Mondial 2026 : les tarifs des billets en revente atteignent des sommets sur la plateforme FIFA

Marché de la revente en plein essor avant le coup d’envoi

Après le match nul opposant la Suisse au Kosovo mardi soir, la qualification pour la Coupe du monde 2026 est acquis pour l’équipe helvétique, qui disputera le tournoi sur le territoire américain (États‑Unis, Canada et Mexique).

Pour les supporters désireux d’assister au Mondial l’an prochain, le constat est lourd: les tarifs affichés sur la plateforme officielle de revente de la FIFA atteignent des niveaux historiques.

Exemples concrets et chiffres marquants

Pour le match d’ouverture au Mexique, des offres avoisinent déjà les 100 000 dollars. Le billet le plus prisé, pour une demi‑finale, est même listé à 995 000 dollars selon les recherches de l’European Broadcasting Union (EBU).

Les prix peuvent varier fortement selon les catégories et les confrontations, avec des écarts importants entre les places disponibles.

Absence de plafond et tarification partiellement dynamique

La FIFA ne fixe aucun plafond de prix sur sa plateforme de revente, ce qui permet à des particuliers de demander des montants élevés.
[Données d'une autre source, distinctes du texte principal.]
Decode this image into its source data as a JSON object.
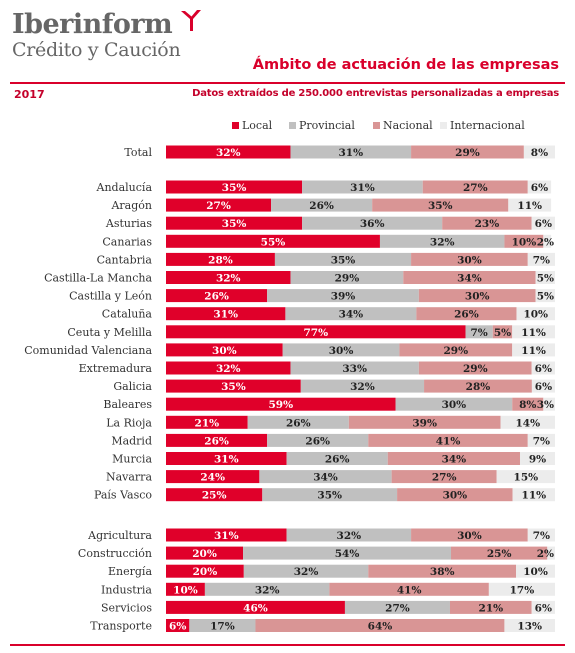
{
  "header": {
    "brand": "Iberinform",
    "brand_sub": "Crédito y Caución",
    "title": "Ámbito de actuación de las empresas",
    "year": "2017",
    "subtitle": "Datos extraídos de 250.000 entrevistas personalizadas a empresas"
  },
  "colors": {
    "accent": "#d9002b",
    "local": "#e0002a",
    "provincial": "#c0c0c0",
    "nacional": "#d99595",
    "internacional": "#ececec"
  },
  "chart_data": {
    "type": "bar",
    "orientation": "horizontal",
    "stacked": true,
    "normalized": true,
    "legend_position": "top",
    "grid": false,
    "xlim": [
      0,
      100
    ],
    "series": [
      {
        "name": "Local"
      },
      {
        "name": "Provincial"
      },
      {
        "name": "Nacional"
      },
      {
        "name": "Internacional"
      }
    ],
    "groups": [
      {
        "rows": [
          {
            "label": "Total",
            "values": [
              32,
              31,
              29,
              8
            ]
          }
        ]
      },
      {
        "rows": [
          {
            "label": "Andalucía",
            "values": [
              35,
              31,
              27,
              6
            ]
          },
          {
            "label": "Aragón",
            "values": [
              27,
              26,
              35,
              11
            ]
          },
          {
            "label": "Asturias",
            "values": [
              35,
              36,
              23,
              6
            ]
          },
          {
            "label": "Canarias",
            "values": [
              55,
              32,
              10,
              2
            ]
          },
          {
            "label": "Cantabria",
            "values": [
              28,
              35,
              30,
              7
            ]
          },
          {
            "label": "Castilla-La Mancha",
            "values": [
              32,
              29,
              34,
              5
            ]
          },
          {
            "label": "Castilla y León",
            "values": [
              26,
              39,
              30,
              5
            ]
          },
          {
            "label": "Cataluña",
            "values": [
              31,
              34,
              26,
              10
            ]
          },
          {
            "label": "Ceuta y Melilla",
            "values": [
              77,
              7,
              5,
              11
            ]
          },
          {
            "label": "Comunidad Valenciana",
            "values": [
              30,
              30,
              29,
              11
            ]
          },
          {
            "label": "Extremadura",
            "values": [
              32,
              33,
              29,
              6
            ]
          },
          {
            "label": "Galicia",
            "values": [
              35,
              32,
              28,
              6
            ]
          },
          {
            "label": "Baleares",
            "values": [
              59,
              30,
              8,
              3
            ]
          },
          {
            "label": "La Rioja",
            "values": [
              21,
              26,
              39,
              14
            ]
          },
          {
            "label": "Madrid",
            "values": [
              26,
              26,
              41,
              7
            ]
          },
          {
            "label": "Murcia",
            "values": [
              31,
              26,
              34,
              9
            ]
          },
          {
            "label": "Navarra",
            "values": [
              24,
              34,
              27,
              15
            ]
          },
          {
            "label": "País Vasco",
            "values": [
              25,
              35,
              30,
              11
            ]
          }
        ]
      },
      {
        "rows": [
          {
            "label": "Agricultura",
            "values": [
              31,
              32,
              30,
              7
            ]
          },
          {
            "label": "Construcción",
            "values": [
              20,
              54,
              25,
              2
            ]
          },
          {
            "label": "Energía",
            "values": [
              20,
              32,
              38,
              10
            ]
          },
          {
            "label": "Industria",
            "values": [
              10,
              32,
              41,
              17
            ]
          },
          {
            "label": "Servicios",
            "values": [
              46,
              27,
              21,
              6
            ]
          },
          {
            "label": "Transporte",
            "values": [
              6,
              17,
              64,
              13
            ]
          }
        ]
      }
    ]
  }
}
Par ailleurs, on observe un passage à une tarification partiellement dynamique: même pour les billets d’origine, le prix peut fluctuer.

Des tarifs qui dépassent largement les attentes

Si certains billets d’entrée restent accessibles autour de 60 dollars, les billets revendus atteignent fréquemment des montants bien supérieurs, avec des offres allant de 343 à 40 000 dollars selon les cas.

Frais et mécanismes de calcul

La FIFA prélève 15 % sur les opérations, que ce soit du côté du vendeur ou de l’acheteur, sur la plateforme de revente. Par exemple, un billet revendu 200 dollars pourrait permettre au vendeur de toucher environ 170 dollars et à l’acheteur de payer 230 dollars, la FIFA réalisant un gain additionnel de 60 dollars sur la transaction.

Un porte‑parole de l’instance précise que ce modèle reflète les pratiques du marché dans des pays comme les États‑Unis et le Canada. Au Mexique, en revanche, la législation nationale empêche les prix du marché secondaire de dépasser le prix réel du billet.

Réactions dans les grandes métropoles

Le phénomène est particulièrement marqué dans les villes densément peuplées comme Los Angeles ou New York, où les tarifs de revente se montreront notamment élevés.

Du côté politique, des réactions apparaissent: le maire élu de New York, Zohran Mamdani, a lancé une pétition contre ces prix jugés prohibitifs. Dans une vidéo de campagne, il a déclaré: Le plus grand événement sportif du monde se déroule à notre porte. Mais la plupart des New‑Yorkais ne pourront pas s’y rendre sur place.